Lorsque le cho’het déconcerté montra son couteau à Rabbi Zoussia, après l’avoir aiguisé pour la troisième fois, ses mains tremblaient de peur et des larmes frémissaient aux coins de ses yeux. « Que pouvait donc trouver à redire le tsadik dans ce couteau ? » se demandait-il. A la fin, Rabbi Zoussia sourit et approuva d’un signe de tête, et le cho’het s’éloigna rapidement, heureux d’avoir surmonté l’épreuve.

Rabbi Elimélekh attendait avec impatience d’entendre une explication de la bouche de son frère, car il était évident pour lui qu’il s’agissait d’autre chose que d’un doute sur le couteau. Il voulait connaître les raisons qui avaient poussé son frère à agir ainsi.
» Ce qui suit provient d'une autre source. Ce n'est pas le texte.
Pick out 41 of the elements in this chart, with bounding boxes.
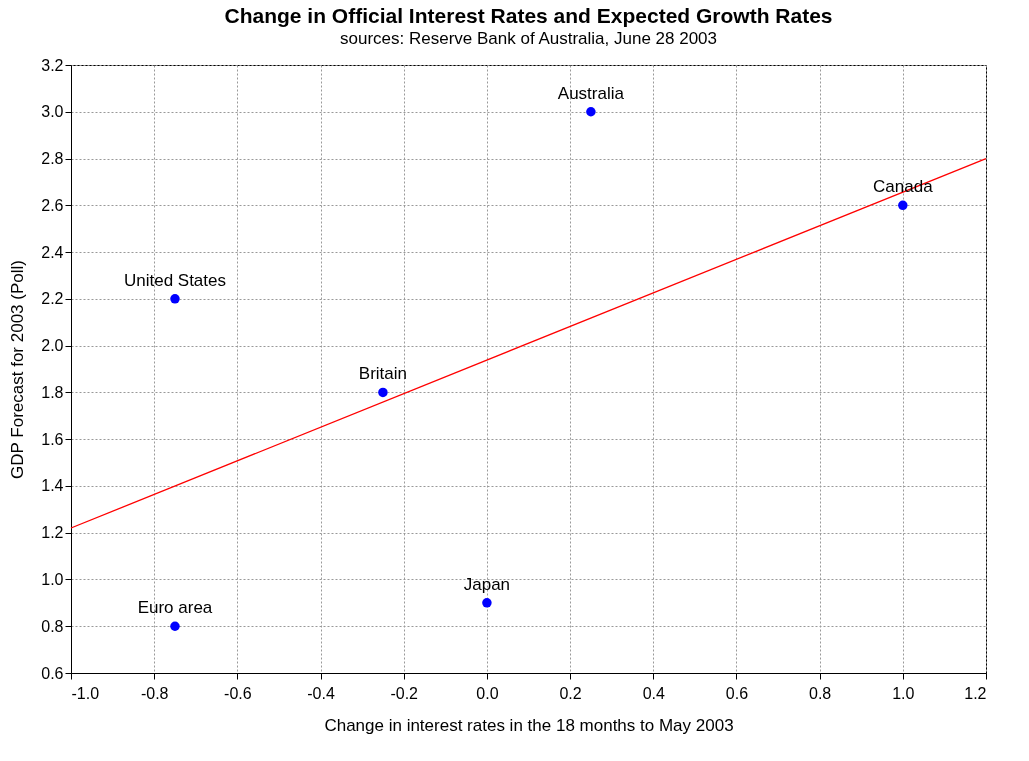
point	[170, 294, 180, 304]
chart-subtitle: sources: Reserve Bank of Australia, June 28 2003	[339, 29, 718, 48]
y-axis-title: GDP Forecast for 2003 (Poll)	[8, 260, 28, 479]
x-tick-label: 1.2	[964, 684, 987, 702]
y-tick-label: 3.0	[41, 103, 64, 121]
point	[378, 387, 388, 398]
point	[170, 621, 180, 631]
x-tick-label: -0.8	[140, 684, 169, 702]
x-tick-label: 0.8	[809, 684, 832, 702]
y-tick-label: 1.8	[41, 383, 64, 401]
annotation: Britain	[358, 364, 408, 384]
x-tick-label: 0.4	[642, 684, 665, 702]
x-tick-label: 0.0	[476, 684, 499, 702]
x-tick-label: -0.6	[224, 684, 252, 702]
y-tick-label: 1.0	[41, 570, 64, 588]
y-tick-label: 2.0	[41, 337, 64, 355]
x-tick-label: -1.0	[71, 684, 100, 702]
y-tick-label: 2.2	[41, 290, 64, 308]
x-tick-label: 0.6	[725, 684, 749, 702]
point	[586, 107, 596, 117]
chart-title: Change in Official Interest Rates and Expected Growth Rates	[224, 4, 833, 27]
point	[898, 200, 908, 211]
y-tick-label: 0.8	[41, 617, 64, 635]
annotation: Euro area	[137, 598, 213, 618]
y-tick-label: 1.4	[41, 477, 64, 495]
x-tick-label: -0.4	[307, 684, 335, 702]
y-tick-label: 2.8	[41, 150, 64, 168]
y-tick-label: 2.4	[41, 243, 64, 261]
x-tick-label: -0.2	[390, 684, 419, 702]
y-tick-label: 3.2	[41, 56, 64, 74]
annotation: United States	[123, 270, 227, 290]
annotation: Australia	[557, 83, 625, 103]
y-tick-label: 0.6	[41, 664, 64, 682]
y-tick-label: 2.6	[41, 196, 64, 214]
y-tick-label: 1.6	[41, 430, 64, 448]
point	[482, 598, 492, 608]
x-tick-label: 1.0	[892, 684, 915, 702]
x-axis-title: Change in interest rates in the 18 months to May 2003	[324, 715, 734, 735]
x-tick-label: 0.2	[559, 684, 582, 702]
annotation: Japan	[463, 574, 511, 594]
y-tick-label: 1.2	[41, 524, 64, 542]
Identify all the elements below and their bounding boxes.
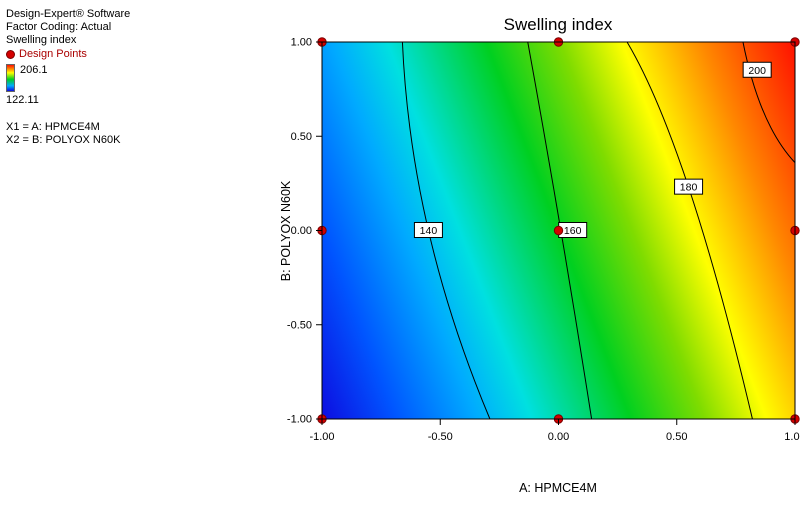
x-tick-label: 0.50: [666, 431, 687, 443]
scale-max-value: 206.1: [20, 64, 48, 76]
legend-panel: Design-Expert® Software Factor Coding: A…: [6, 8, 130, 147]
contour-label-box: [742, 61, 772, 78]
scale-min-value: 122.11: [6, 94, 39, 106]
chart-title: Swelling index: [504, 15, 613, 34]
contour-labels: 140 160 180 200: [413, 61, 772, 238]
design-point: [553, 225, 564, 236]
contour-label-box: [413, 222, 443, 238]
contour-label: 140: [420, 225, 438, 237]
contour-label: 200: [748, 65, 766, 77]
x-axis-title: A: HPMCE4M: [519, 481, 597, 495]
contour-label: 160: [564, 225, 582, 237]
x-tick-label: 0.00: [548, 431, 569, 443]
contour-label: 180: [680, 182, 698, 194]
x-tick-label: -1.00: [309, 431, 334, 443]
design-points-legend: Design Points: [6, 48, 130, 61]
y-tick-label: 1.00: [291, 37, 312, 49]
x-tick-label: 1.00: [784, 431, 800, 443]
design-point-icon: [6, 50, 15, 59]
legend-x1: X1 = A: HPMCE4M: [6, 121, 100, 133]
y-tick-label: 0.00: [291, 225, 312, 237]
legend-software-line: Design-Expert® Software: [6, 8, 131, 20]
legend-x2: X2 = B: POLYOX N60K: [6, 134, 121, 146]
design-points-label: Design Points: [19, 48, 87, 60]
contour-line: [742, 41, 796, 163]
y-tick-label: -0.50: [287, 319, 312, 331]
contour-plot: Swelling index 140 160 180 200 -1.00 -0.50 0.…: [279, 15, 800, 495]
y-tick-label: -1.00: [287, 414, 312, 426]
legend-response-name: Swelling index: [6, 34, 77, 46]
contour-label-box: [674, 178, 704, 195]
color-scale-bar: [6, 64, 15, 92]
legend-factor-coding: Factor Coding: Actual: [6, 21, 112, 33]
color-scale: 206.1 122.11: [6, 64, 130, 107]
x-tick-label: -0.50: [428, 431, 453, 443]
y-tick-label: 0.50: [291, 131, 312, 143]
y-axis-title: B: POLYOX N60K: [279, 180, 293, 281]
y-axis: 1.00 0.50 0.00 -0.50 -1.00: [287, 37, 322, 426]
x-axis: -1.00 -0.50 0.00 0.50 1.00: [309, 419, 800, 443]
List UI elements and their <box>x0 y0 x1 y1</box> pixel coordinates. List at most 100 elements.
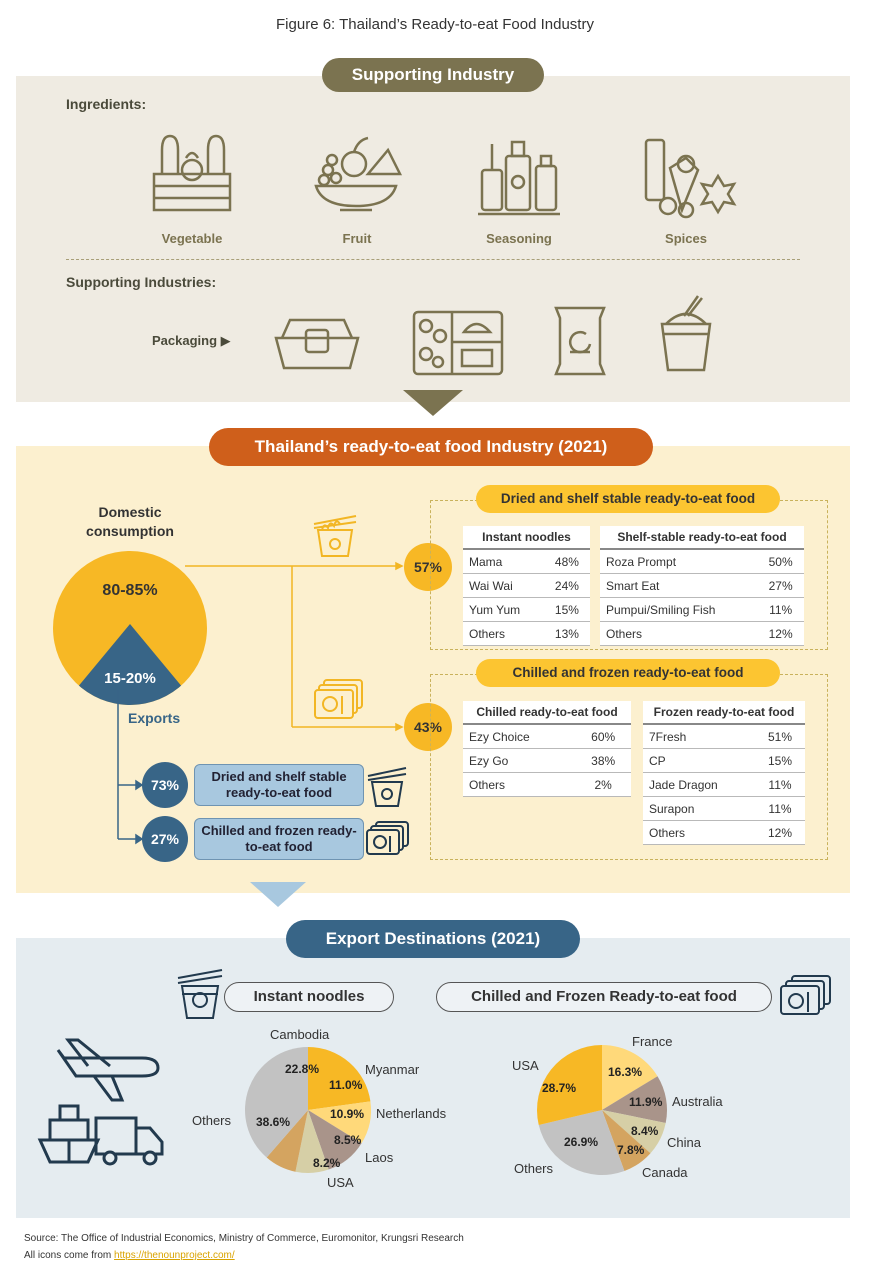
section-divider <box>66 259 800 260</box>
dried-title: Dried and shelf stable ready-to-eat food <box>476 485 780 513</box>
export-value: 15-20% <box>104 670 156 687</box>
pie1-label-laos: Laos <box>365 1150 394 1165</box>
pie1-label-others: Others <box>192 1113 232 1128</box>
export-chilled-label: Chilled and frozen ready-to-eat food <box>194 818 364 860</box>
pie2-value-others: 26.9% <box>564 1135 599 1149</box>
pie2-label-others: Others <box>514 1161 554 1176</box>
airplane-icon <box>56 1038 160 1102</box>
pie2-label-china: China <box>667 1135 701 1150</box>
spices-icon <box>644 138 737 219</box>
food-box-icon <box>274 318 360 370</box>
figure-title: Figure 6: Thailand’s Ready-to-eat Food I… <box>276 16 594 33</box>
pie1-label-netherlands: Netherlands <box>376 1106 447 1121</box>
table-row: Ezy Go 38% <box>463 748 631 773</box>
chilled-share-bubble: 43% <box>404 703 452 751</box>
table-row: Smart Eat 27% <box>600 573 804 598</box>
truck-icon <box>94 1116 164 1166</box>
pie2-slice-france <box>602 1045 658 1110</box>
pie2-slice-canada <box>602 1110 651 1172</box>
pie2-slice-usa <box>536 1045 602 1125</box>
export-header: Export Destinations (2021) <box>286 920 580 958</box>
seasoning-bottles-icon <box>478 140 560 216</box>
down-arrow-blue <box>250 882 306 907</box>
vegetable-crate-icon <box>152 134 232 212</box>
pie1-value-myanmar: 11.0% <box>329 1078 363 1092</box>
table-header: Chilled ready-to-eat food <box>463 701 631 725</box>
table-row: Surapon 11% <box>643 796 805 821</box>
pie1-slice-usa <box>266 1110 308 1172</box>
domestic-value: 80-85% <box>102 582 158 599</box>
packaging-label: Packaging ▶ <box>152 333 231 348</box>
instant-noodles-pill: Instant noodles <box>224 982 394 1012</box>
exports-label: Exports <box>128 710 181 726</box>
table-row: Mama 48% <box>463 549 590 574</box>
pie1-label-cambodia: Cambodia <box>270 1027 330 1042</box>
icons-credit-link[interactable]: https://thenounproject.com/ <box>114 1250 235 1261</box>
pie1-label-usa: USA <box>327 1175 354 1190</box>
transport-icon <box>37 1038 164 1166</box>
table-row: Others 12% <box>600 621 804 646</box>
pie1-value-laos: 8.5% <box>334 1133 362 1147</box>
pie2-label-usa: USA <box>512 1058 539 1073</box>
noodle-cup-blue-icon <box>367 767 407 807</box>
table-header: Shelf-stable ready-to-eat food <box>600 526 804 550</box>
icons-credit: All icons come from https://thenounproje… <box>24 1250 235 1261</box>
shelf-stable-table: Shelf-stable ready-to-eat food Roza Prom… <box>600 526 804 646</box>
pie1-slice-cambodia <box>308 1047 371 1110</box>
pie2-value-usa: 28.7% <box>542 1081 577 1095</box>
chilled-title: Chilled and frozen ready-to-eat food <box>476 659 780 687</box>
pie1-slice-others <box>245 1047 308 1158</box>
noodle-cup-export-icon <box>177 969 223 1019</box>
export-dried-share: 73% <box>142 762 188 808</box>
frozen-tray-blue-icon <box>366 821 409 855</box>
supporting-industry-header: Supporting Industry <box>322 58 544 92</box>
pie1-value-cambodia: 22.8% <box>285 1062 320 1076</box>
table-row: Others 13% <box>463 621 590 646</box>
pie2-value-australia: 11.9% <box>629 1095 663 1109</box>
pie2-value-china: 8.4% <box>631 1124 659 1138</box>
table-row: Pumpui/Smiling Fish 11% <box>600 597 804 622</box>
ingredient-label-seasoning: Seasoning <box>486 231 552 246</box>
pie2-value-canada: 7.8% <box>617 1143 645 1157</box>
table-row: Roza Prompt 50% <box>600 549 804 574</box>
pie1-value-others: 38.6% <box>256 1115 291 1129</box>
pie2-label-australia: Australia <box>672 1094 723 1109</box>
pie2-label-canada: Canada <box>642 1165 688 1180</box>
pie2-label-france: France <box>632 1034 673 1049</box>
pie2-slice-others <box>538 1110 625 1175</box>
noodle-cup-icon <box>660 295 712 372</box>
table-row: CP 15% <box>643 748 805 773</box>
table-row: Yum Yum 15% <box>463 597 590 622</box>
ingredient-label-fruit: Fruit <box>342 231 372 246</box>
frozen-tray-export-icon <box>780 975 831 1015</box>
pie2-value-france: 16.3% <box>608 1065 643 1079</box>
dried-share-bubble: 57% <box>404 543 452 591</box>
ingredient-label-spices: Spices <box>665 231 707 246</box>
pie2-slice-china <box>602 1110 666 1154</box>
fruit-bowl-icon <box>314 136 403 212</box>
supporting-industry-panel <box>16 76 850 402</box>
table-row: Others 2% <box>463 772 631 797</box>
table-header: Instant noodles <box>463 526 590 550</box>
table-row: 7Fresh 51% <box>643 724 805 749</box>
pie1-value-netherlands: 10.9% <box>330 1107 365 1121</box>
export-dried-label: Dried and shelf stable ready-to-eat food <box>194 764 364 806</box>
table-row: Wai Wai 24% <box>463 573 590 598</box>
export-chilled-share: 27% <box>142 816 188 862</box>
pie1-slice-laos <box>295 1110 329 1173</box>
pie2-slice-australia <box>602 1076 667 1123</box>
instant-noodles-table: Instant noodles Mama 48% Wai Wai 24% Yum Y… <box>463 526 590 646</box>
pie1-label-myanmar: Myanmar <box>365 1062 420 1077</box>
ingredients-label: Ingredients: <box>66 96 147 112</box>
ship-icon <box>37 1104 101 1164</box>
bento-tray-icon <box>412 310 504 376</box>
pie1-value-usa: 8.2% <box>313 1156 341 1170</box>
source-text: Source: The Office of Industrial Economi… <box>24 1233 464 1244</box>
snack-bag-icon <box>554 306 606 376</box>
frozen-table: Frozen ready-to-eat food 7Fresh 51% CP 15%… <box>643 701 805 845</box>
chilled-frozen-pill: Chilled and Frozen Ready-to-eat food <box>436 982 772 1012</box>
noodle-cup-orange-icon <box>313 515 357 557</box>
chilled-table: Chilled ready-to-eat food Ezy Choice 60% … <box>463 701 631 797</box>
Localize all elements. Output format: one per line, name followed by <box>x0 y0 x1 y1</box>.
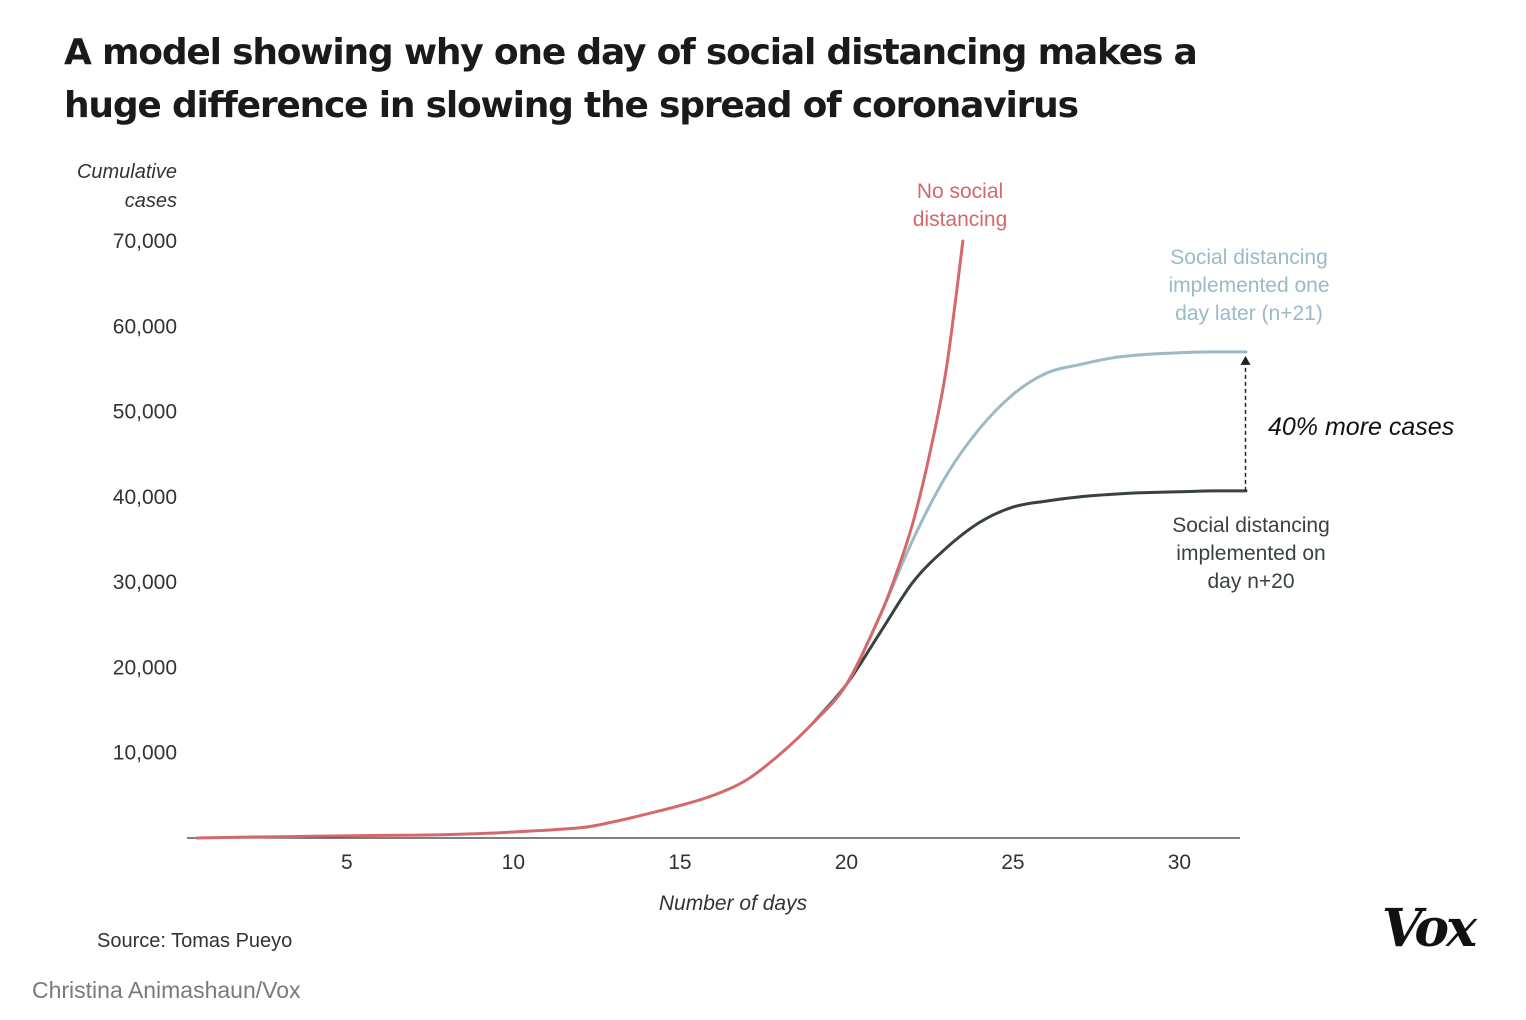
annotation-arrow-head-icon <box>1240 355 1251 365</box>
y-tick-label: 70,000 <box>113 230 177 253</box>
series-line-no-social-distancing <box>195 239 965 840</box>
chart-title: A model showing why one day of social di… <box>64 26 1264 132</box>
y-axis-title-line: cases <box>125 190 177 212</box>
series-label-no-social-distancing: No social <box>917 180 1003 203</box>
annotation-label: 40% more cases <box>1268 413 1454 441</box>
x-tick-label: 10 <box>502 851 525 874</box>
x-tick-label: 30 <box>1168 851 1191 874</box>
chart-title-line-2: huge difference in slowing the spread of… <box>64 85 1079 126</box>
x-tick-label: 20 <box>835 851 858 874</box>
y-tick-label: 10,000 <box>113 742 177 765</box>
y-tick-label: 30,000 <box>113 571 177 594</box>
vox-logo: Vox <box>1382 898 1478 959</box>
y-tick-label: 60,000 <box>113 315 177 338</box>
series-label-n21: implemented one <box>1168 274 1329 297</box>
series-line-n21 <box>811 350 1248 725</box>
series-line-n20 <box>811 489 1248 725</box>
series-label-n20: day n+20 <box>1208 570 1295 593</box>
x-tick-label: 5 <box>341 851 353 874</box>
x-tick-label: 25 <box>1001 851 1024 874</box>
photo-credit: Christina Animashaun/Vox <box>32 977 301 1003</box>
series-label-n21: day later (n+21) <box>1175 302 1323 325</box>
series-label-n21: Social distancing <box>1170 246 1328 269</box>
y-tick-label: 40,000 <box>113 486 177 509</box>
y-axis-title-line: Cumulative <box>77 161 177 183</box>
x-axis-title: Number of days <box>659 892 808 915</box>
series-label-no-social-distancing: distancing <box>913 208 1008 231</box>
chart-title-line-1: A model showing why one day of social di… <box>64 32 1198 73</box>
source-note: Source: Tomas Pueyo <box>97 930 292 952</box>
x-tick-label: 15 <box>668 851 691 874</box>
y-tick-label: 50,000 <box>113 401 177 424</box>
series-label-n20: implemented on <box>1176 542 1325 565</box>
series-label-n20: Social distancing <box>1172 514 1330 537</box>
y-tick-label: 20,000 <box>113 656 177 679</box>
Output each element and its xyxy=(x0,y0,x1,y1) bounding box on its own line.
Dis-moi donc, mon cher frère, nous savons tous deux que le couteau du cho’het était parfaitement cachère depuis le début, alors que signifie tout cela ?

Il est évident que le couteau était cachère, je le savais. Mais lorsque le cho’het est venu me le montrer, il était empli d’orgueil. Lorsque je lui ai fait comprendre que son couteau présentait un problème, il est devenu beaucoup plus humble. La seconde fois, il a prié D.ieu pour que l’on trouve son couteau cachère. La troisième fois, c’était un homme vraiment humble, il avait perdu toute arrogance.

Rabbi Elimélekh écoutait attentivement les paroles de son frère. Il regarda Rabbi Zoussia dans les yeux et vit qu’à travers son attachement à la ‘Hassidout, son frère avait atteint un très haut niveau spirituel. Rabbi Elimélekh voulut y parvenir lui aussi. Il décida de se rendre à Mézéritch, auprès du grand Maguid, Rabbi Dov-Ber.

Rabbi Elimélekh et Rabbi Zoussia furent parmi les disciples les plus proches du Maguid, et devinrent des exemples de piété et de bonté de leur vivant.